Melting chocolate- There are various methods for doing this:
1. Traditionalists/purists will use a double boiler rig (don't spend the money on an actual double boiler set- just use a pot and a shallow metal bowl that has a larger diameter than the pot by at least a couple of inches.) to melt the chocolate; boil water in the pot, and place the chocolate in the bowl all alone. Keep stirring the chocolate and watch it melt into this incredible fluid that, well, it just looks damn sexy. I know not why. Quit judging me.
2. Shortcut artists will simply toss the chocolate (chips, or chopped other forms) into a microwave safe bowl and nuke it for as long as it takes, stopping to stir every 30 seconds. you can burn the chocolate EASILY if you aren't careful about the every 30 seconds thing and don't stir really well. That and the chocolate doesn't end up looking so dead sexy. But it works, I guess.

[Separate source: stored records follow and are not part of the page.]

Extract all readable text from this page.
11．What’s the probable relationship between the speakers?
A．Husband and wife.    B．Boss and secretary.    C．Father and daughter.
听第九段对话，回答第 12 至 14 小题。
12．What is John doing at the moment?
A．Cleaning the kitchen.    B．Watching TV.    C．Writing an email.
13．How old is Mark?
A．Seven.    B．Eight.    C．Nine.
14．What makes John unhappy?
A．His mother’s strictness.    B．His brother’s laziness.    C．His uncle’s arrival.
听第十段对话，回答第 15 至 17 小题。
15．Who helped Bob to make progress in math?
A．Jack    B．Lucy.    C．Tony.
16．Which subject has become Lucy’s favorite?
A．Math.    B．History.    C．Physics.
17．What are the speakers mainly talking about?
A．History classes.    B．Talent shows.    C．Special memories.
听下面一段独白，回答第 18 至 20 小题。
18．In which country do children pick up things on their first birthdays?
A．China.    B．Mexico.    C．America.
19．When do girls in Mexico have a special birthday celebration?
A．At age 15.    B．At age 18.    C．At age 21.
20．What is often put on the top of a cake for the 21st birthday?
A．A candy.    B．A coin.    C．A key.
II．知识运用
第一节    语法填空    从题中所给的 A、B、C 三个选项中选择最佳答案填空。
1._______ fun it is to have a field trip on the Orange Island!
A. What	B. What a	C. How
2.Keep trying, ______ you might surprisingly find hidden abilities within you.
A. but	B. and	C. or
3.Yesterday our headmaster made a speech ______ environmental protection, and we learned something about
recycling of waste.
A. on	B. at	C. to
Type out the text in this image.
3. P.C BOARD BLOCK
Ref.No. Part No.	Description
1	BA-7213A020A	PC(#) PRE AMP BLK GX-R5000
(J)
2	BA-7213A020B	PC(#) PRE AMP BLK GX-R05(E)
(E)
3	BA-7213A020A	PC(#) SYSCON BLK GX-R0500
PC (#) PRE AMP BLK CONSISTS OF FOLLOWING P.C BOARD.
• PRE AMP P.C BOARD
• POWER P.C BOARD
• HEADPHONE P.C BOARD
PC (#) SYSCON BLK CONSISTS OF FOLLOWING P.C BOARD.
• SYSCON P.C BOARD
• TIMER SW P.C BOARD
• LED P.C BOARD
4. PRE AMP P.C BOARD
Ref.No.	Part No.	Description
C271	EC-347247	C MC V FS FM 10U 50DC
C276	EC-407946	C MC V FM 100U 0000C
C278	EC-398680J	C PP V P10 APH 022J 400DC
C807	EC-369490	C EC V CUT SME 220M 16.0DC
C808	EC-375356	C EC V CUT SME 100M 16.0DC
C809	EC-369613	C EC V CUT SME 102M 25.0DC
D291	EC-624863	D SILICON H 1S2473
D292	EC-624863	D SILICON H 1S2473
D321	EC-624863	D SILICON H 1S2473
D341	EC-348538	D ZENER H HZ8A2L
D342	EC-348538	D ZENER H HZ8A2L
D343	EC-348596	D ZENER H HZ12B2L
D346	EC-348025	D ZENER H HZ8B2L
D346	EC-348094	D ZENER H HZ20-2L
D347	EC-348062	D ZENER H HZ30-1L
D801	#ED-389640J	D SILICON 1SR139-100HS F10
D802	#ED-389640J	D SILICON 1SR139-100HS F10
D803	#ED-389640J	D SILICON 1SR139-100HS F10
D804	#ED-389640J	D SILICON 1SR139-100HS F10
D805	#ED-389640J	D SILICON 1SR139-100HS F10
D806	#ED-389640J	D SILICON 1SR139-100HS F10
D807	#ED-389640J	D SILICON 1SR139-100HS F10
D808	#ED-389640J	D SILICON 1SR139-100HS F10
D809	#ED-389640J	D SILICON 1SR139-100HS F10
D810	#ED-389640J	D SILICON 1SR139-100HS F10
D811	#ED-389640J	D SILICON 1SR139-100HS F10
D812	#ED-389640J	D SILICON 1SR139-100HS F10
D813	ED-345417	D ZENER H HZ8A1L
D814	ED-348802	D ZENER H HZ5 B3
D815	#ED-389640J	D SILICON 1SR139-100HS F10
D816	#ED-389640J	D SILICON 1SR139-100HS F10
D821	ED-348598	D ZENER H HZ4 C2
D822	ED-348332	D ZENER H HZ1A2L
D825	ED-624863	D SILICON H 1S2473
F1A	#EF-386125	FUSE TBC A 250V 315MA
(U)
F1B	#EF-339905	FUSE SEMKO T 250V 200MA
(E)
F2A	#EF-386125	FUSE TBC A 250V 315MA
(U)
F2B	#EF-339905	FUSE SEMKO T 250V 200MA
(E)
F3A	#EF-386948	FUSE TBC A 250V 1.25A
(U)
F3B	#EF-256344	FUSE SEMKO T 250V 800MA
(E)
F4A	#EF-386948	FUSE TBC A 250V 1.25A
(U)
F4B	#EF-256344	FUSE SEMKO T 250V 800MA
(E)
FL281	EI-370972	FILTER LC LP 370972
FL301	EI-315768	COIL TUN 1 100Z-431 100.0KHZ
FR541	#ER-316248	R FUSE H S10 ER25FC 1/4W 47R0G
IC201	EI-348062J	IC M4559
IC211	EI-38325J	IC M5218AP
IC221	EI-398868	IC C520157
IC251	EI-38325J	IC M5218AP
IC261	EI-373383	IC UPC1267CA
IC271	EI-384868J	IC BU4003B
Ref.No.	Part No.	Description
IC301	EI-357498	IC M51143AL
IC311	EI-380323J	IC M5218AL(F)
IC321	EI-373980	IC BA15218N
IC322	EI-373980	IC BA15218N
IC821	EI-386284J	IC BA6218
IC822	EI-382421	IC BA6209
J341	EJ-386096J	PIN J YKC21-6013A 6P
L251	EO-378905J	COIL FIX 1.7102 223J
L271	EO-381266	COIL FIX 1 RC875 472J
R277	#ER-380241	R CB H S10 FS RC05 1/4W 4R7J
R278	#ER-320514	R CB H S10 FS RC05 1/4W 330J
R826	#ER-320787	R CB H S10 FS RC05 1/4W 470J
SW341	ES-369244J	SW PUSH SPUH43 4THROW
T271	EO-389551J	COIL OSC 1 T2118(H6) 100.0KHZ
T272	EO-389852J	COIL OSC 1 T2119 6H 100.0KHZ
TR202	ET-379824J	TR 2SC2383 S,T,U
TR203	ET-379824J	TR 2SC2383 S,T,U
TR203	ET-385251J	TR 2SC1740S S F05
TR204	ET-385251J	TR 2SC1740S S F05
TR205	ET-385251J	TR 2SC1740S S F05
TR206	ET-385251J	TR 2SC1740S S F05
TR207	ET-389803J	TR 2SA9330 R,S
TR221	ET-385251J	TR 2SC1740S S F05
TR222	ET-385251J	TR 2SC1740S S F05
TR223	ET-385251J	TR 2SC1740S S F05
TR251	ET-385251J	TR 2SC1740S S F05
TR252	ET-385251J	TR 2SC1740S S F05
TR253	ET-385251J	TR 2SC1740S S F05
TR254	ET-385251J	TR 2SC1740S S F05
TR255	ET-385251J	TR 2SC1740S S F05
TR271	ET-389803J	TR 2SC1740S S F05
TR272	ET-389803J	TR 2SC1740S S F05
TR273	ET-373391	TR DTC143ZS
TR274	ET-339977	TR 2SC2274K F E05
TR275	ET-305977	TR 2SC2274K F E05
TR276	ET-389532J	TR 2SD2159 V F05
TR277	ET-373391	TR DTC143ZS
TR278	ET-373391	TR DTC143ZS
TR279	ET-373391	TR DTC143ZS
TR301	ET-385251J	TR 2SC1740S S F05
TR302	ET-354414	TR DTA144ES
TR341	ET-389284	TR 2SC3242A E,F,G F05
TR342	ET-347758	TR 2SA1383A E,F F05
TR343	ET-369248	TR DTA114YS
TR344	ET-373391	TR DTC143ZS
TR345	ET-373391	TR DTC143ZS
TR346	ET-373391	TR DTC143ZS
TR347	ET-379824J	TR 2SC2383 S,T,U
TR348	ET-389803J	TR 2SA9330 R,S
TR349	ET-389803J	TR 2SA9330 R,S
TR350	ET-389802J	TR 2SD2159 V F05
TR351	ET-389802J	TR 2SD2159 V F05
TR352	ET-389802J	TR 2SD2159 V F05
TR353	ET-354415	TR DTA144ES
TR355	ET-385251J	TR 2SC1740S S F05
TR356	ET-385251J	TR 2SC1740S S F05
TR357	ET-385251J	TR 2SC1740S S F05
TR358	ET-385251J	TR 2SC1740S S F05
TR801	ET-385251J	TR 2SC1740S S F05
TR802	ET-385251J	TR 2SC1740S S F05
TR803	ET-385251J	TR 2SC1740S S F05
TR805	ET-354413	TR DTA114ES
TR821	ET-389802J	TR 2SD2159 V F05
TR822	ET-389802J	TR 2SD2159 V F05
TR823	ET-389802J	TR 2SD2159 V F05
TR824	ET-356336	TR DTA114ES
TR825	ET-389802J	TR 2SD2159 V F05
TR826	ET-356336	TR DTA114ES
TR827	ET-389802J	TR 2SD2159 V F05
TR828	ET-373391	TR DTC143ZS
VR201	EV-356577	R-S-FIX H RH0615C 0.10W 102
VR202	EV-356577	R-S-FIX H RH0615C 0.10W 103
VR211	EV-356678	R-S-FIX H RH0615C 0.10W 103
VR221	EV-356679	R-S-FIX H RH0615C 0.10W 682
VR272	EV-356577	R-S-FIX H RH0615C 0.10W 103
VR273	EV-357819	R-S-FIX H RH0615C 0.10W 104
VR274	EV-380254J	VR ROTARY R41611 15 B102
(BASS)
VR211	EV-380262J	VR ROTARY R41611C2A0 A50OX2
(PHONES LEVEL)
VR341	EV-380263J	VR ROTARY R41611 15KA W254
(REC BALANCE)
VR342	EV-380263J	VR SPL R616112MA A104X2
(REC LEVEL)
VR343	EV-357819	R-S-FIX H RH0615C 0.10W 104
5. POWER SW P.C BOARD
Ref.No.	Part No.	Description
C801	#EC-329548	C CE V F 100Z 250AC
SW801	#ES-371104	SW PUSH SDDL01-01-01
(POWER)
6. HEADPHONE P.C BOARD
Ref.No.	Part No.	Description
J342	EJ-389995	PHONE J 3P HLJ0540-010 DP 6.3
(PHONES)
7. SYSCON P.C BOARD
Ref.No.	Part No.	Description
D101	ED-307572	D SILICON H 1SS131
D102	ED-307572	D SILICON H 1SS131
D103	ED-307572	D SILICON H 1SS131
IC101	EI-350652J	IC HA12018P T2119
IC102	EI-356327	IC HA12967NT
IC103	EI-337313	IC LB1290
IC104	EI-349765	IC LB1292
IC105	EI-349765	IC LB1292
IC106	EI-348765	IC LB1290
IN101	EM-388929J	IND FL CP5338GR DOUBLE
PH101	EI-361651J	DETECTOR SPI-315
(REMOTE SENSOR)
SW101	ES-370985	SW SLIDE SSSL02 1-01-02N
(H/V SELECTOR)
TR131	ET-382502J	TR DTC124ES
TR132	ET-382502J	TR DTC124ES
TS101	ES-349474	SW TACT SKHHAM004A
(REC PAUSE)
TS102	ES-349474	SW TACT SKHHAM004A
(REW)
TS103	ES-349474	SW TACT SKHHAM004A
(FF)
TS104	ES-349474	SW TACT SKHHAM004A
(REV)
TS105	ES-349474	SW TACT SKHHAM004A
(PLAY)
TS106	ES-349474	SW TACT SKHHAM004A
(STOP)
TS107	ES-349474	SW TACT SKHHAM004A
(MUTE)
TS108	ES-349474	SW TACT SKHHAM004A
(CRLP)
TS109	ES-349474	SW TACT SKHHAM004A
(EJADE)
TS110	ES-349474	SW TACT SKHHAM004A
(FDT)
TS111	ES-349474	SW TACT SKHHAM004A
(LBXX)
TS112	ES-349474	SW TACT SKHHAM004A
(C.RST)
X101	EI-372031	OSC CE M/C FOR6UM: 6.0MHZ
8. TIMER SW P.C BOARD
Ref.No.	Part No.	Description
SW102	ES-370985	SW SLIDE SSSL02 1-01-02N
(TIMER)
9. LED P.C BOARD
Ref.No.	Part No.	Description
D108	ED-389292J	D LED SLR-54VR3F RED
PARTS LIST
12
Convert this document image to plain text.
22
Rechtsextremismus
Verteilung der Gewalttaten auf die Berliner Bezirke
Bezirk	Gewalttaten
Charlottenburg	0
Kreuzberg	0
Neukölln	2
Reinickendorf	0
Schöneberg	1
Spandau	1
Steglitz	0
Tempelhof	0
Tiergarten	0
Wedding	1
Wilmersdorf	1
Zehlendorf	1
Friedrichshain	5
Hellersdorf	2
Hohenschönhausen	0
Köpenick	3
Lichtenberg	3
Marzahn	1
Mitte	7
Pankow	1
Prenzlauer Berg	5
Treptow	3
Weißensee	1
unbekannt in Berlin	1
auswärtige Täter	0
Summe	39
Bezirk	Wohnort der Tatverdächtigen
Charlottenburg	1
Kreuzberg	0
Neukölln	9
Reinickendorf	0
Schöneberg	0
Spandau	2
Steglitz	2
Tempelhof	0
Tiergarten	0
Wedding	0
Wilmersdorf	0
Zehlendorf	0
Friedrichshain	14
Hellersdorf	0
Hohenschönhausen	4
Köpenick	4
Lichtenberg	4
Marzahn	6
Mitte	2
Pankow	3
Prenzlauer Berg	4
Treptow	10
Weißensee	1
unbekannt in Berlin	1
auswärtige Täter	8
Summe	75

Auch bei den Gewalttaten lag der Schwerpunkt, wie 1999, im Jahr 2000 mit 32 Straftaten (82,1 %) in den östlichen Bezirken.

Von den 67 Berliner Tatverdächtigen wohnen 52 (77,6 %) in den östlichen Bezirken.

OH- if you accidentally bind some chocolate, yes, it's ruined for this recipe. But DO NOT TOSS IT- it isn't ruined overall. See, just add some more liquid (Not water. I mean, come on. As A.B. would say, if you're going to add something, make sure it brings something to the party.) and watch as, after there's enought blended in there, it loosens up and becomes melted chocolate again. If you use Heavy Cream, it becomes Ganache, which is the basis of a LOT of good stuff. Truffles, for one.
So don't toss your bound up chocolate; just make something tasty out of it. But don't try to use it in this recipe, since you've added liquid that won't play well in our finished product.

Final note: Try not to kill yourselves. These are from an era when people were made of sterner stuff, and didn't shovel entire cakes into their gullet at once. These are STRONG icings.
Especially the fudge. It will tempt you just like the candy: you will want to eat more, but at the same time, you will be secure in the knowledge that if you do so without your very own gallon of milk placed where your glass would normally sit, you will die a very sweet and tasty death.